Whatever you use, the standard is the same: know the methodology, or don't quote the number.

Start With Two

You don't need a bigger dashboard. You need a smaller one.

Pick the metric that matches your goal. Add one that gives you competitive context. If you have the appetite, add a third that explains why the other two look the way they do. That's it. Mention rate, citation rate, share of voice, prominence, and sentiment are the catalog you choose from, not a list you must complete.

Then hold your prompt set still long enough to learn something from it. Most teams change what they measure right when the data was about to get useful.

You're closer than the dashboard makes you feel. Two metrics, one stable prompt set, one weekly check. Start there this week.

If you'd like to see what your mention rate, citation rate, and share of voice actually look like today, start a free DeepSmith trial and watch real prompts run against your brand before you decide anything.
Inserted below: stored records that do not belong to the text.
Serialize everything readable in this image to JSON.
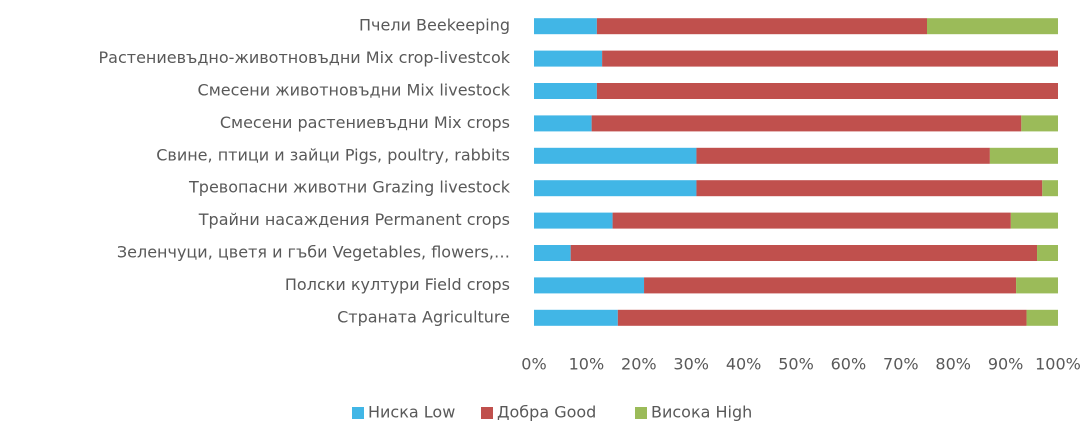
{
  "chart_data": {
    "type": "stacked_bar_horizontal",
    "categories": [
      "Пчели Beekeeping",
      "Растениевъдно-животновъдни Mix crop-livestcok",
      "Смесени животновъдни Mix livestock",
      "Смесени растениевъдни Mix crops",
      "Свине, птици и зайци Pigs, poultry, rabbits",
      "Тревопасни животни Grazing livestock",
      "Трайни насаждения Permanent crops",
      "Зеленчуци, цветя и гъби Vegetables, flowers,…",
      "Полски култури Field crops",
      "Страната Agriculture"
    ],
    "series": [
      {
        "name": "Ниска Low",
        "color": "#41b6e6",
        "values": [
          12,
          13,
          12,
          11,
          31,
          31,
          15,
          7,
          21,
          16
        ]
      },
      {
        "name": "Добра Good",
        "color": "#c0504d",
        "values": [
          63,
          87,
          88,
          82,
          56,
          66,
          76,
          89,
          71,
          78
        ]
      },
      {
        "name": "Висока High",
        "color": "#9bbb59",
        "values": [
          25,
          0,
          0,
          7,
          13,
          3,
          9,
          4,
          8,
          6
        ]
      }
    ],
    "xlim": [
      0,
      100
    ],
    "xticks": [
      {
        "value": 0,
        "label": "0%"
      },
      {
        "value": 10,
        "label": "10%"
      },
      {
        "value": 20,
        "label": "20%"
      },
      {
        "value": 30,
        "label": "30%"
      },
      {
        "value": 40,
        "label": "40%"
      },
      {
        "value": 50,
        "label": "50%"
      },
      {
        "value": 60,
        "label": "60%"
      },
      {
        "value": 70,
        "label": "70%"
      },
      {
        "value": 80,
        "label": "80%"
      },
      {
        "value": 90,
        "label": "90%"
      },
      {
        "value": 100,
        "label": "100%"
      }
    ],
    "legend": "bottom"
  }
}
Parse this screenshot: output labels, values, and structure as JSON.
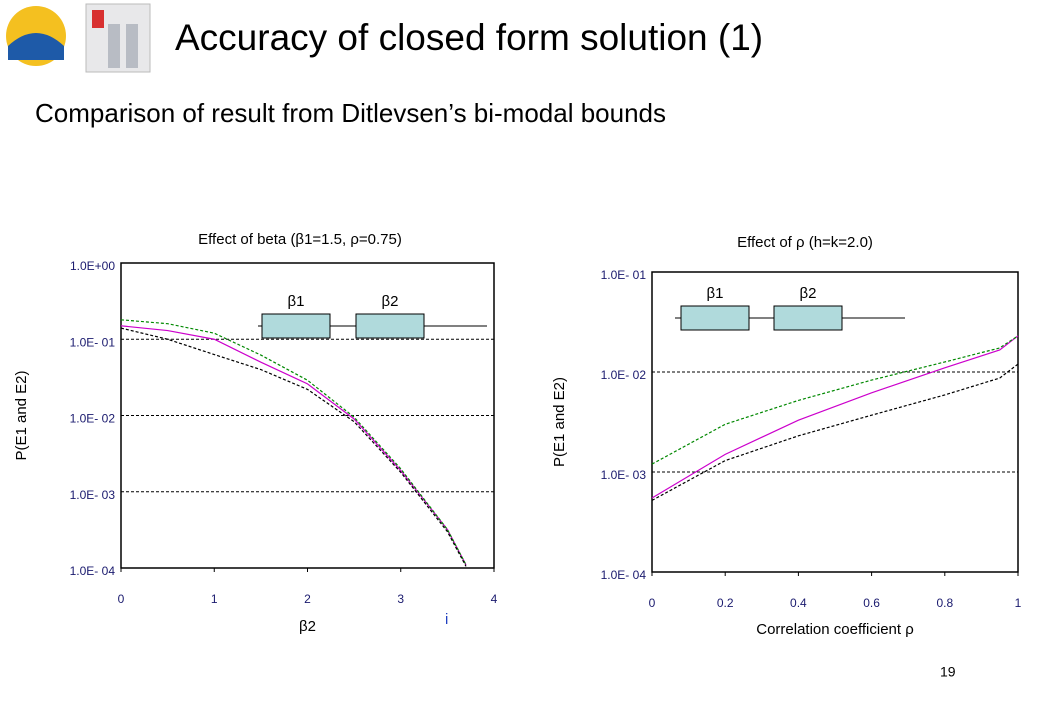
{
  "slide": {
    "title": "Accuracy of closed form solution (1)",
    "subtitle": "Comparison of result from Ditlevsen’s bi-modal bounds",
    "page_number": "19"
  },
  "chart_data": [
    {
      "type": "line",
      "title": "Effect of beta (β1=1.5, ρ=0.75)",
      "xlabel": "β2",
      "ylabel": "P(E1 and E2)",
      "annotations": [
        "β1",
        "β2",
        "i"
      ],
      "x": [
        0,
        0.5,
        1,
        1.5,
        2,
        2.5,
        3,
        3.5,
        3.7
      ],
      "series": [
        {
          "color": "#cc00cc",
          "dashed": false,
          "values": [
            0.15,
            0.13,
            0.1,
            0.05,
            0.026,
            0.009,
            0.0019,
            0.00032,
            0.00011
          ]
        },
        {
          "color": "#008800",
          "dashed": true,
          "values": [
            0.18,
            0.16,
            0.12,
            0.062,
            0.029,
            0.0095,
            0.002,
            0.00032,
            0.00011
          ]
        },
        {
          "color": "#000000",
          "dashed": true,
          "values": [
            0.14,
            0.1,
            0.063,
            0.04,
            0.022,
            0.0083,
            0.0018,
            0.0003,
            0.000105
          ]
        }
      ],
      "xlim": [
        0,
        4
      ],
      "xticks": [
        0,
        1,
        2,
        3,
        4
      ],
      "ylim": [
        0.0001,
        1
      ],
      "yticks": [
        {
          "value": 0.0001,
          "label": "1.0E- 04"
        },
        {
          "value": 0.001,
          "label": "1.0E- 03"
        },
        {
          "value": 0.01,
          "label": "1.0E- 02"
        },
        {
          "value": 0.1,
          "label": "1.0E- 01"
        },
        {
          "value": 1,
          "label": "1.0E+00"
        }
      ],
      "log_y": true,
      "grid": true
    },
    {
      "type": "line",
      "title": "Effect of ρ (h=k=2.0)",
      "xlabel": "Correlation coefficient ρ",
      "ylabel": "P(E1 and E2)",
      "annotations": [
        "β1",
        "β2"
      ],
      "x": [
        0,
        0.2,
        0.4,
        0.6,
        0.8,
        0.95,
        1
      ],
      "series": [
        {
          "color": "#cc00cc",
          "dashed": false,
          "values": [
            0.00055,
            0.0015,
            0.0033,
            0.0062,
            0.011,
            0.0166,
            0.023
          ]
        },
        {
          "color": "#008800",
          "dashed": true,
          "values": [
            0.0012,
            0.003,
            0.0052,
            0.0083,
            0.0126,
            0.0174,
            0.023
          ]
        },
        {
          "color": "#000000",
          "dashed": true,
          "values": [
            0.00052,
            0.0013,
            0.0023,
            0.0037,
            0.0059,
            0.0087,
            0.012
          ]
        }
      ],
      "xlim": [
        0,
        1
      ],
      "xticks": [
        0,
        0.2,
        0.4,
        0.6,
        0.8,
        1
      ],
      "ylim": [
        0.0001,
        0.1
      ],
      "yticks": [
        {
          "value": 0.0001,
          "label": "1.0E- 04"
        },
        {
          "value": 0.001,
          "label": "1.0E- 03"
        },
        {
          "value": 0.01,
          "label": "1.0E- 02"
        },
        {
          "value": 0.1,
          "label": "1.0E- 01"
        }
      ],
      "log_y": true,
      "grid": true
    }
  ]
}
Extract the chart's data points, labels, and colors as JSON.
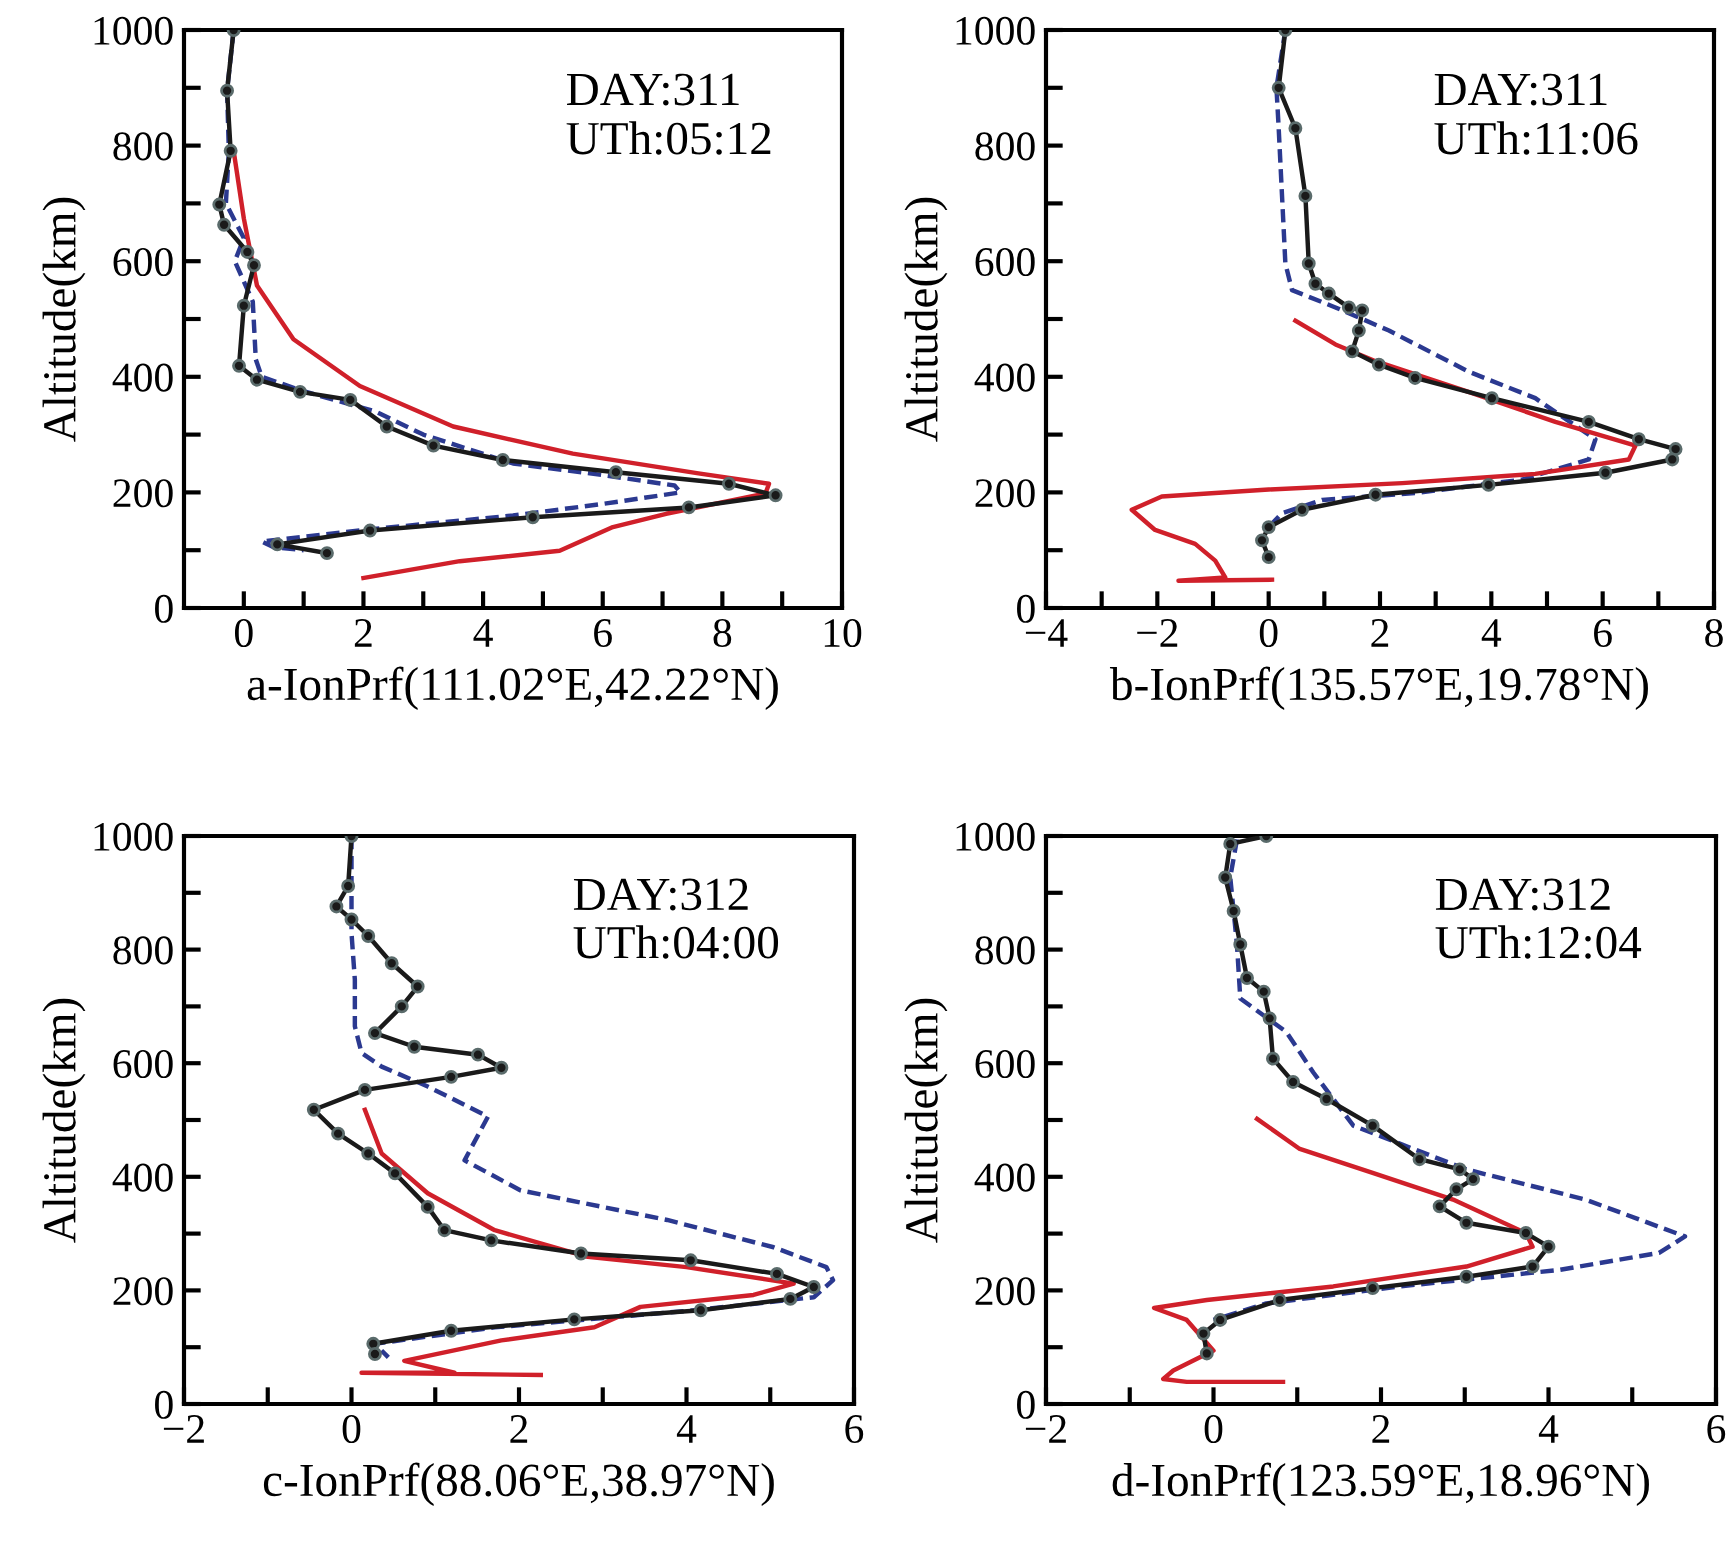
{
  "chart_data": [
    {
      "type": "line",
      "xlabel": "a-IonPrf(111.02°E,42.22°N)",
      "ylabel": "Altitude(km)",
      "annotations": [
        "DAY:311",
        "UTh:05:12"
      ],
      "xlim": [
        -1,
        10
      ],
      "xticks": [
        0,
        {
          "value": 1,
          "label": null
        },
        2,
        {
          "value": 3,
          "label": null
        },
        4,
        {
          "value": 5,
          "label": null
        },
        6,
        {
          "value": 7,
          "label": null
        },
        8,
        {
          "value": 9,
          "label": null
        },
        10
      ],
      "ylim": [
        0,
        1000
      ],
      "yticks": [
        0,
        {
          "value": 100,
          "label": null
        },
        200,
        {
          "value": 300,
          "label": null
        },
        400,
        {
          "value": 500,
          "label": null
        },
        600,
        {
          "value": 700,
          "label": null
        },
        800,
        {
          "value": 900,
          "label": null
        },
        1000
      ],
      "grid": false,
      "legend": false,
      "series": [
        {
          "color": "#2b3990",
          "line_style": "dashed",
          "marker": "none",
          "x": [
            -0.17,
            -0.28,
            -0.25,
            -0.3,
            0.0,
            -0.15,
            0.15,
            0.2,
            0.3,
            1.0,
            2.2,
            3.0,
            4.5,
            6.0,
            7.2,
            7.3,
            6.0,
            4.5,
            2.0,
            0.3,
            0.5,
            1.0
          ],
          "values": [
            1000,
            895,
            790,
            700,
            640,
            600,
            530,
            430,
            400,
            375,
            340,
            300,
            250,
            230,
            212,
            200,
            180,
            160,
            135,
            115,
            105,
            100
          ]
        },
        {
          "color": "#d0202a",
          "line_style": "solid",
          "marker": "none",
          "x": [
            -0.17,
            0,
            0.22,
            0.83,
            1.94,
            3.5,
            5.5,
            7.6,
            8.78,
            8.72,
            7.06,
            6.17,
            5.28,
            3.61,
            2.0
          ],
          "values": [
            791,
            674,
            558,
            465,
            384,
            314,
            267,
            233,
            215,
            198,
            163,
            140,
            99,
            81,
            52
          ]
        },
        {
          "color": "#1a1a1a",
          "line_style": "solid",
          "marker": "circle",
          "x": [
            -0.17,
            -0.28,
            -0.22,
            -0.41,
            -0.33,
            0.06,
            0.17,
            0,
            -0.08,
            0.22,
            0.94,
            1.78,
            2.39,
            3.17,
            4.33,
            6.22,
            8.11,
            8.89,
            7.44,
            4.83,
            2.11,
            0.56,
            1.39
          ],
          "values": [
            1000,
            895,
            791,
            698,
            663,
            616,
            593,
            523,
            419,
            395,
            374,
            360,
            314,
            281,
            256,
            235,
            215,
            195,
            174,
            157,
            134,
            110,
            95
          ]
        }
      ]
    },
    {
      "type": "line",
      "xlabel": "b-IonPrf(135.57°E,19.78°N)",
      "ylabel": "Altitude(km)",
      "annotations": [
        "DAY:311",
        "UTh:11:06"
      ],
      "xlim": [
        -4,
        8
      ],
      "xticks": [
        {
          "value": -4,
          "label": "−4"
        },
        {
          "value": -3,
          "label": null
        },
        {
          "value": -2,
          "label": "−2"
        },
        {
          "value": -1,
          "label": null
        },
        0,
        {
          "value": 1,
          "label": null
        },
        2,
        {
          "value": 3,
          "label": null
        },
        4,
        {
          "value": 5,
          "label": null
        },
        6,
        {
          "value": 7,
          "label": null
        },
        8
      ],
      "ylim": [
        0,
        1000
      ],
      "yticks": [
        0,
        {
          "value": 100,
          "label": null
        },
        200,
        {
          "value": 300,
          "label": null
        },
        400,
        {
          "value": 500,
          "label": null
        },
        600,
        {
          "value": 700,
          "label": null
        },
        800,
        {
          "value": 900,
          "label": null
        },
        1000
      ],
      "grid": false,
      "legend": false,
      "series": [
        {
          "color": "#2b3990",
          "line_style": "dashed",
          "marker": "none",
          "x": [
            0.3,
            0.14,
            0.18,
            0.24,
            0.3,
            0.42,
            1.2,
            2.16,
            3.59,
            4.79,
            5.87,
            5.75,
            4.55,
            2.63,
            0.96,
            0.24,
            0
          ],
          "values": [
            1000,
            900,
            830,
            713,
            596,
            550,
            520,
            480,
            409,
            363,
            292,
            257,
            222,
            199,
            187,
            164,
            140
          ]
        },
        {
          "color": "#d0202a",
          "line_style": "solid",
          "marker": "none",
          "x": [
            0.48,
            1.2,
            1.92,
            3.59,
            5.15,
            6.59,
            6.47,
            4.79,
            2.4,
            0,
            -1.92,
            -2.46,
            -2.04,
            -1.32,
            -0.96,
            -0.78,
            -1.62,
            0.06
          ],
          "values": [
            497,
            456,
            427,
            374,
            322,
            281,
            257,
            232,
            216,
            205,
            193,
            170,
            135,
            111,
            82,
            53,
            47,
            49
          ]
        },
        {
          "color": "#1a1a1a",
          "line_style": "solid",
          "marker": "circle",
          "x": [
            0.3,
            0.18,
            0.48,
            0.66,
            0.72,
            0.84,
            1.08,
            1.44,
            1.68,
            1.62,
            1.5,
            1.98,
            2.63,
            4.01,
            5.75,
            6.65,
            7.31,
            7.25,
            6.05,
            3.95,
            1.92,
            0.6,
            0,
            -0.12,
            0
          ],
          "values": [
            1000,
            900,
            830,
            713,
            596,
            561,
            544,
            520,
            515,
            480,
            444,
            421,
            398,
            363,
            322,
            292,
            275,
            257,
            234,
            213,
            196,
            170,
            140,
            117,
            88
          ]
        }
      ]
    },
    {
      "type": "line",
      "xlabel": "c-IonPrf(88.06°E,38.97°N)",
      "ylabel": "Altitude(km)",
      "annotations": [
        "DAY:312",
        "UTh:04:00"
      ],
      "xlim": [
        -2,
        6
      ],
      "xticks": [
        {
          "value": -2,
          "label": "−2"
        },
        {
          "value": -1,
          "label": null
        },
        0,
        {
          "value": 1,
          "label": null
        },
        2,
        {
          "value": 3,
          "label": null
        },
        4,
        {
          "value": 5,
          "label": null
        },
        6
      ],
      "ylim": [
        0,
        1000
      ],
      "yticks": [
        0,
        {
          "value": 100,
          "label": null
        },
        200,
        {
          "value": 300,
          "label": null
        },
        400,
        {
          "value": 500,
          "label": null
        },
        600,
        {
          "value": 700,
          "label": null
        },
        800,
        {
          "value": 900,
          "label": null
        },
        1000
      ],
      "grid": false,
      "legend": false,
      "series": [
        {
          "color": "#2b3990",
          "line_style": "dashed",
          "marker": "none",
          "x": [
            0,
            0,
            0,
            0.04,
            0.04,
            0.12,
            0.36,
            0.91,
            1.63,
            1.35,
            2.02,
            3.77,
            5.04,
            5.67,
            5.75,
            5.52,
            4.09,
            1.71,
            0.28,
            0.44
          ],
          "values": [
            1000,
            912,
            829,
            747,
            665,
            618,
            594,
            559,
            506,
            429,
            376,
            324,
            276,
            241,
            218,
            188,
            165,
            135,
            106,
            82
          ]
        },
        {
          "color": "#d0202a",
          "line_style": "solid",
          "marker": "none",
          "x": [
            0.16,
            0.36,
            0.91,
            1.71,
            2.82,
            4.0,
            5.28,
            4.8,
            3.45,
            2.9,
            1.79,
            0.63,
            1.23,
            0.12,
            2.26
          ],
          "values": [
            518,
            441,
            371,
            306,
            259,
            241,
            212,
            192,
            171,
            135,
            112,
            76,
            55,
            55,
            51
          ]
        },
        {
          "color": "#1a1a1a",
          "line_style": "solid",
          "marker": "circle",
          "x": [
            0,
            -0.04,
            -0.18,
            0,
            0.2,
            0.48,
            0.79,
            0.6,
            0.28,
            0.75,
            1.51,
            1.79,
            1.19,
            0.16,
            -0.45,
            -0.16,
            0.2,
            0.52,
            0.91,
            1.11,
            1.67,
            2.74,
            4.05,
            5.08,
            5.52,
            5.24,
            4.17,
            2.66,
            1.19,
            0.26,
            0.28
          ],
          "values": [
            1000,
            912,
            876,
            853,
            824,
            776,
            735,
            700,
            653,
            629,
            615,
            592,
            576,
            553,
            518,
            476,
            441,
            406,
            347,
            306,
            288,
            265,
            253,
            229,
            206,
            185,
            165,
            149,
            129,
            106,
            88
          ]
        }
      ]
    },
    {
      "type": "line",
      "xlabel": "d-IonPrf(123.59°E,18.96°N)",
      "ylabel": "Altitude(km)",
      "annotations": [
        "DAY:312",
        "UTh:12:04"
      ],
      "xlim": [
        -2,
        6
      ],
      "xticks": [
        {
          "value": -2,
          "label": "−2"
        },
        {
          "value": -1,
          "label": null
        },
        0,
        {
          "value": 1,
          "label": null
        },
        2,
        {
          "value": 3,
          "label": null
        },
        4,
        {
          "value": 5,
          "label": null
        },
        6
      ],
      "ylim": [
        0,
        1000
      ],
      "yticks": [
        0,
        {
          "value": 100,
          "label": null
        },
        200,
        {
          "value": 300,
          "label": null
        },
        400,
        {
          "value": 500,
          "label": null
        },
        600,
        {
          "value": 700,
          "label": null
        },
        800,
        {
          "value": 900,
          "label": null
        },
        1000
      ],
      "grid": false,
      "legend": false,
      "series": [
        {
          "color": "#2b3990",
          "line_style": "dashed",
          "marker": "none",
          "x": [
            0.28,
            0.2,
            0.28,
            0.32,
            0.87,
            1.19,
            1.67,
            3.02,
            4.44,
            5.63,
            5.32,
            4.13,
            2.22,
            0.63,
            0
          ],
          "values": [
            994,
            927,
            809,
            714,
            655,
            584,
            490,
            413,
            360,
            295,
            266,
            236,
            207,
            177,
            148
          ]
        },
        {
          "color": "#d0202a",
          "line_style": "solid",
          "marker": "none",
          "x": [
            0.52,
            1.03,
            1.9,
            2.86,
            3.73,
            3.81,
            3.02,
            1.43,
            -0.08,
            -0.71,
            -0.32,
            0,
            -0.48,
            -0.6,
            -0.32,
            0.83
          ],
          "values": [
            502,
            449,
            407,
            360,
            301,
            277,
            242,
            207,
            183,
            169,
            148,
            94,
            59,
            44,
            39,
            39
          ]
        },
        {
          "color": "#1a1a1a",
          "line_style": "solid",
          "marker": "circle",
          "x": [
            0.63,
            0.2,
            0.14,
            0.24,
            0.32,
            0.4,
            0.6,
            0.67,
            0.71,
            0.95,
            1.35,
            1.9,
            2.46,
            2.94,
            3.1,
            2.9,
            2.7,
            3.02,
            3.73,
            4.0,
            3.81,
            3.02,
            1.9,
            0.79,
            0.08,
            -0.12,
            -0.08
          ],
          "values": [
            1000,
            986,
            927,
            868,
            809,
            750,
            726,
            679,
            608,
            567,
            537,
            490,
            431,
            413,
            396,
            378,
            348,
            319,
            301,
            277,
            242,
            224,
            204,
            183,
            148,
            124,
            89
          ]
        }
      ]
    }
  ]
}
Frequently asked questions

Which AI visibility metric should I track first?

Mention rate. It's the broadest signal, and if you're not mentioned, nothing downstream is possible. It's also the cheapest to measure, since it needs no citation parsing or sentiment labeling. Pair it with share of voice against a fixed competitor list so you have a comparable baseline. Add citation rate once you have a content motion that can act on it, and add sentiment when narrative control is the thing you're most worried about losing.

Why do two tools report completely different share of voice numbers?

Because share of voice is the most methodology-dependent of the ai search kpis to track. Vendors differ on whether the numerator counts mentions or citations, whether positions get weighted and how, whether the competitor set is fixed or floating, and how repeat mentions inside one answer are handled. Differences of 10 to 20 points between tools are ordinary. Ask each vendor for their methodology spec, then pick one tool and stay with it, because your trend matters more than your absolute number.

Is mention rate or citation rate more important for content strategy?

Citation rate, if you have a content team. A citation means AI judged your page authoritative enough to reference, and it points at a specific page you can go write or improve. Mentions frequently originate off your domain entirely, on review sites, forums, and news coverage, so a mention problem is often a PR and community problem rather than a content one. Citation rate is the metric your roadmap can actually respond to.

Do I need to track sentiment?

Probably not on day one. Sentiment is the most false-positive-prone metric of the five, because scoring it on solution-seeking prompts confuses "recommended" with "liked." If you do track it, insist that it's measured on multi-brand comparison prompts where framing differences are visible, and treat a single-brand sentiment score with real suspicion.